Del. Constance A. Morella, a Republican candidate for Congress in the 8th District, plans a "people-to-people" campaign that she says will take her to thousands of doorsteps from Gaithersburg to Silver Spring.

Morella planned the near-daily walks to meet voters from one end of the congressional district to the other, starting May 12 at the North Creek Community Center in Montgomery Village. Her hikes later will take her to neighborhoods and business districts in Gaithersburg, Rockville, Wheaton and Silver Spring. She also plans to knock on doors in Olney, Bethesda and Colesville.

A spokesman for Morella said the street-level campaign will continue at least until the Republican primary in September, which pits Morella against retired Foreign Service officer William S. Shepard.
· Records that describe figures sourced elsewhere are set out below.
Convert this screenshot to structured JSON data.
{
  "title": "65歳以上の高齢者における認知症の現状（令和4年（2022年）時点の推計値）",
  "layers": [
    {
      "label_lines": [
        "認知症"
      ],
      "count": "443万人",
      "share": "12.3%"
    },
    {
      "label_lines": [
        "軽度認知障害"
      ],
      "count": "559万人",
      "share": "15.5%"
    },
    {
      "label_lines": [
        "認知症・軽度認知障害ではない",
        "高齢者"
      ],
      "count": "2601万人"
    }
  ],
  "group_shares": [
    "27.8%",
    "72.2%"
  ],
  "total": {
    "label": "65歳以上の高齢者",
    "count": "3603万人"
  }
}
Meanwhile, Esther P. Gelman, a Democrat running for Congress in the same district, took her campaign to 6,000 Montgomery County employes last week by putting a little something extra in their paychecks.
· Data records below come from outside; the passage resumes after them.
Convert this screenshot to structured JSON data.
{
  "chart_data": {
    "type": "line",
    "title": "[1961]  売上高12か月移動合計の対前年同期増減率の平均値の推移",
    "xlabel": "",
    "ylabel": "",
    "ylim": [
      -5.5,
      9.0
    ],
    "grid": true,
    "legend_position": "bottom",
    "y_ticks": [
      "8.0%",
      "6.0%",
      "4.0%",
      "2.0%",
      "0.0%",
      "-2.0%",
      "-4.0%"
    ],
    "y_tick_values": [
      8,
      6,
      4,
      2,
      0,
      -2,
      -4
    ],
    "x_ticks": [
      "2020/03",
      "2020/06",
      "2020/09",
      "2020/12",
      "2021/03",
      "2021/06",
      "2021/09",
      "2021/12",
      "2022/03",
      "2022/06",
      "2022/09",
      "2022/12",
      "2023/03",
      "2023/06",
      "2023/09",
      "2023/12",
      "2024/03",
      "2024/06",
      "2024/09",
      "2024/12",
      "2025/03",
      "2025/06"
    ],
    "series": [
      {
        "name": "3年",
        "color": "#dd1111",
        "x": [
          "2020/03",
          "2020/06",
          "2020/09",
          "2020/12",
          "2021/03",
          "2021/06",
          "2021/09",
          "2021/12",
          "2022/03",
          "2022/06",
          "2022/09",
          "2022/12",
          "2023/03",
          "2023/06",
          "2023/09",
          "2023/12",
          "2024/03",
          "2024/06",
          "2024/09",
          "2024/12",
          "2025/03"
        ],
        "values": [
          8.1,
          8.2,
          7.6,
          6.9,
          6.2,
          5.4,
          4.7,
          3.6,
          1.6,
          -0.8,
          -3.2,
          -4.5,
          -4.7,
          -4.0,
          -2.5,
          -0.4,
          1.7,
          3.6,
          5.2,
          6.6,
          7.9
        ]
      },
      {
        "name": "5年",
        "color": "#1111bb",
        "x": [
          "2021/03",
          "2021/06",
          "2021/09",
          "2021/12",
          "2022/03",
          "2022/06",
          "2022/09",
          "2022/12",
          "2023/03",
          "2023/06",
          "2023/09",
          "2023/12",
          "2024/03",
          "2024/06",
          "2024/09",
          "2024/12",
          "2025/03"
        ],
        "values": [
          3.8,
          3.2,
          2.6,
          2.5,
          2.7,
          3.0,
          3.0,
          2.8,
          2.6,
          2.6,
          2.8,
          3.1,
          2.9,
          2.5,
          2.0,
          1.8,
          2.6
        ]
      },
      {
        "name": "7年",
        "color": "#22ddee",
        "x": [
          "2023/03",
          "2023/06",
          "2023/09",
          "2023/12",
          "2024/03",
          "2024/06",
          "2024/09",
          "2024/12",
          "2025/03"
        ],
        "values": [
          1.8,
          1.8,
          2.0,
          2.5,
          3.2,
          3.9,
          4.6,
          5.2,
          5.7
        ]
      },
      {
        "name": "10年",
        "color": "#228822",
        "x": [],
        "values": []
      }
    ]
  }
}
Gelman, a County Council member who heads the council's personnel committee, wrote a brief "alert" about legislation pending in Congress that would eliminate certain tax benefits on pension payments.
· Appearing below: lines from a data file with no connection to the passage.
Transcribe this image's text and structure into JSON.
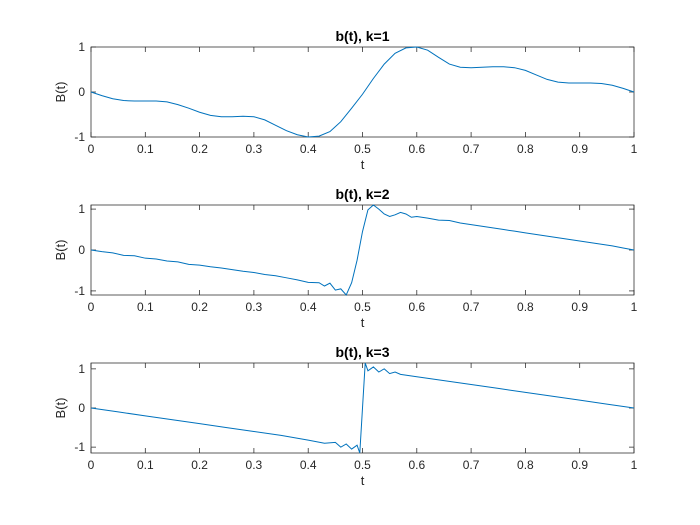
{
  "chart_data": [
    {
      "type": "line",
      "title": "b(t), k=1",
      "xlabel": "t",
      "ylabel": "B(t)",
      "xlim": [
        0,
        1
      ],
      "ylim": [
        -1,
        1
      ],
      "xticks": [
        "0",
        "0.1",
        "0.2",
        "0.3",
        "0.4",
        "0.5",
        "0.6",
        "0.7",
        "0.8",
        "0.9",
        "1"
      ],
      "yticks": [
        "-1",
        "0",
        "1"
      ],
      "grid": false,
      "color": "#0072BD",
      "series": [
        {
          "x": [
            0,
            0.02,
            0.04,
            0.06,
            0.08,
            0.1,
            0.12,
            0.14,
            0.16,
            0.18,
            0.2,
            0.22,
            0.24,
            0.26,
            0.28,
            0.3,
            0.32,
            0.34,
            0.36,
            0.38,
            0.4,
            0.42,
            0.44,
            0.46,
            0.48,
            0.5,
            0.52,
            0.54,
            0.56,
            0.58,
            0.6,
            0.62,
            0.64,
            0.66,
            0.68,
            0.7,
            0.72,
            0.74,
            0.76,
            0.78,
            0.8,
            0.82,
            0.84,
            0.86,
            0.88,
            0.9,
            0.92,
            0.94,
            0.96,
            0.98,
            1.0
          ],
          "y": [
            0.0,
            -0.08,
            -0.15,
            -0.19,
            -0.2,
            -0.2,
            -0.2,
            -0.22,
            -0.28,
            -0.36,
            -0.45,
            -0.52,
            -0.55,
            -0.55,
            -0.54,
            -0.55,
            -0.62,
            -0.74,
            -0.86,
            -0.95,
            -1.0,
            -0.98,
            -0.88,
            -0.66,
            -0.36,
            -0.05,
            0.3,
            0.62,
            0.86,
            0.98,
            1.0,
            0.93,
            0.77,
            0.62,
            0.55,
            0.54,
            0.55,
            0.56,
            0.56,
            0.54,
            0.48,
            0.38,
            0.28,
            0.22,
            0.2,
            0.2,
            0.2,
            0.19,
            0.15,
            0.08,
            0.0
          ]
        }
      ]
    },
    {
      "type": "line",
      "title": "b(t), k=2",
      "xlabel": "t",
      "ylabel": "B(t)",
      "xlim": [
        0,
        1
      ],
      "ylim": [
        -1.1,
        1.1
      ],
      "xticks": [
        "0",
        "0.1",
        "0.2",
        "0.3",
        "0.4",
        "0.5",
        "0.6",
        "0.7",
        "0.8",
        "0.9",
        "1"
      ],
      "yticks": [
        "-1",
        "0",
        "1"
      ],
      "grid": false,
      "color": "#0072BD",
      "series": [
        {
          "x": [
            0,
            0.02,
            0.04,
            0.06,
            0.08,
            0.1,
            0.12,
            0.14,
            0.16,
            0.18,
            0.2,
            0.22,
            0.24,
            0.26,
            0.28,
            0.3,
            0.32,
            0.34,
            0.36,
            0.38,
            0.4,
            0.42,
            0.43,
            0.44,
            0.45,
            0.46,
            0.47,
            0.48,
            0.49,
            0.5,
            0.51,
            0.52,
            0.53,
            0.54,
            0.55,
            0.56,
            0.57,
            0.58,
            0.59,
            0.6,
            0.62,
            0.64,
            0.66,
            0.68,
            0.7,
            0.72,
            0.74,
            0.76,
            0.78,
            0.8,
            0.82,
            0.84,
            0.86,
            0.88,
            0.9,
            0.92,
            0.94,
            0.96,
            0.98,
            1.0
          ],
          "y": [
            0.0,
            -0.04,
            -0.07,
            -0.13,
            -0.14,
            -0.2,
            -0.22,
            -0.27,
            -0.29,
            -0.35,
            -0.37,
            -0.41,
            -0.44,
            -0.48,
            -0.52,
            -0.55,
            -0.6,
            -0.63,
            -0.68,
            -0.73,
            -0.79,
            -0.8,
            -0.88,
            -0.81,
            -0.98,
            -0.95,
            -1.1,
            -0.8,
            -0.25,
            0.45,
            0.98,
            1.1,
            1.0,
            0.88,
            0.82,
            0.86,
            0.92,
            0.88,
            0.8,
            0.82,
            0.78,
            0.73,
            0.72,
            0.66,
            0.62,
            0.58,
            0.54,
            0.5,
            0.46,
            0.42,
            0.38,
            0.34,
            0.3,
            0.26,
            0.22,
            0.18,
            0.14,
            0.1,
            0.05,
            0.0
          ]
        }
      ]
    },
    {
      "type": "line",
      "title": "b(t), k=3",
      "xlabel": "t",
      "ylabel": "B(t)",
      "xlim": [
        0,
        1
      ],
      "ylim": [
        -1.15,
        1.15
      ],
      "xticks": [
        "0",
        "0.1",
        "0.2",
        "0.3",
        "0.4",
        "0.5",
        "0.6",
        "0.7",
        "0.8",
        "0.9",
        "1"
      ],
      "yticks": [
        "-1",
        "0",
        "1"
      ],
      "grid": false,
      "color": "#0072BD",
      "series": [
        {
          "x": [
            0,
            0.05,
            0.1,
            0.15,
            0.2,
            0.25,
            0.3,
            0.35,
            0.4,
            0.43,
            0.45,
            0.46,
            0.47,
            0.48,
            0.49,
            0.495,
            0.5,
            0.505,
            0.51,
            0.52,
            0.53,
            0.54,
            0.55,
            0.56,
            0.57,
            0.6,
            0.65,
            0.7,
            0.75,
            0.8,
            0.85,
            0.9,
            0.95,
            1.0
          ],
          "y": [
            0.0,
            -0.1,
            -0.2,
            -0.3,
            -0.4,
            -0.5,
            -0.6,
            -0.7,
            -0.82,
            -0.9,
            -0.88,
            -1.0,
            -0.92,
            -1.05,
            -0.95,
            -1.15,
            0.0,
            1.15,
            0.95,
            1.05,
            0.92,
            1.0,
            0.88,
            0.92,
            0.86,
            0.8,
            0.7,
            0.6,
            0.5,
            0.4,
            0.3,
            0.2,
            0.1,
            0.0
          ]
        }
      ]
    }
  ]
}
Gelman's message, which was included in county employes' pay envelopes last Friday, raised more than a few eyebrows in the office of the County Executive, who theoretically oversees such things. Several key officials said they had no prior knowledge that the election-year notice was being distributed to county employes.

Zoe Lefkowitz, Gelman's aide, said the council member has issued only one other such notice, a flyer last August asking for employe suggestions on medical insurance forms. Walker Backs His Contributions

Nine days after the brutal murder of Sophie C. Glukenhous, an 85-year-old Silver Spring resident, politician DeVance Walker Jr. issued a press release decrying the slaying and reiterating "his support of the issues and concerns facing the elderly population" of the area.

Walker, an aide to County Executive Charles W. Gilchrist, is running for a seat in the House of Delegates in 20th Legislative District, which includes Silver Spring. Police have not captured Mrs. Glukenhous' assailant.

Walker donated $200 to Crime Solvers Inc. to encourage witnesses to come forward with any information about the murder. He included a photostat of his check in his mailing to reporters. Not-So-Sweet Revenge

Political revenge can be sweet or subtle, but in the case of Montgomery County Council member Neal Potter, it also can be neither.

Potter, still seething over the council's defeat in Annapolis over a series of planning bills sponsored by County Executive Charles W. Gilchrist, wants to strip Gilchrist's staff of -- you guessed it -- two Annapolis lobbyists.

At an April 17 meeting with several Gilchrist aides, Potter complained about the "5-to-1 disadvantage" that the council suffers because of its limited lobbying staff, according to minutes of the meeting.

Potter then called for the transfer of two lobbyist positions from executive control to council control, a move of dubious legality given the strict prohibition against such maneuvers in the law affecting the county government's budget.

As council member Rose Crenca noted at the meeting, stripping the executive of two lobbyists just might leave the impression that the council was "angry at the executive and was taking action against him." Announcements

Susan Lee White, a public relations consultant from Bethesda, kicked off her campaign for the Maryland state Senate last Saturday at a memorial triathlon in White Oak and a tennis tournament.

White, 39, is seeking the Republican nomination for the the senate seat in the 18th Legislative District of Montgomery County. She is a California native who worked as a reporter for the San Diego Union and Copley News Service. She is currently employed as the Washington representative of Progressive Consultants Inc., a business analysis company.

Michel Pawlowski, a physical science administrator of the Federal Emergency Management Agency, has announced his candidacy for Montgomery County school board.

Pawlowski, who lives in Rockville, is a member of the Luxmanor Elementary School PTA facilities committee. He is a former high school chemistry teacher in Indiana and also taught at Indiana University before moving to the Washington area 10 years ago.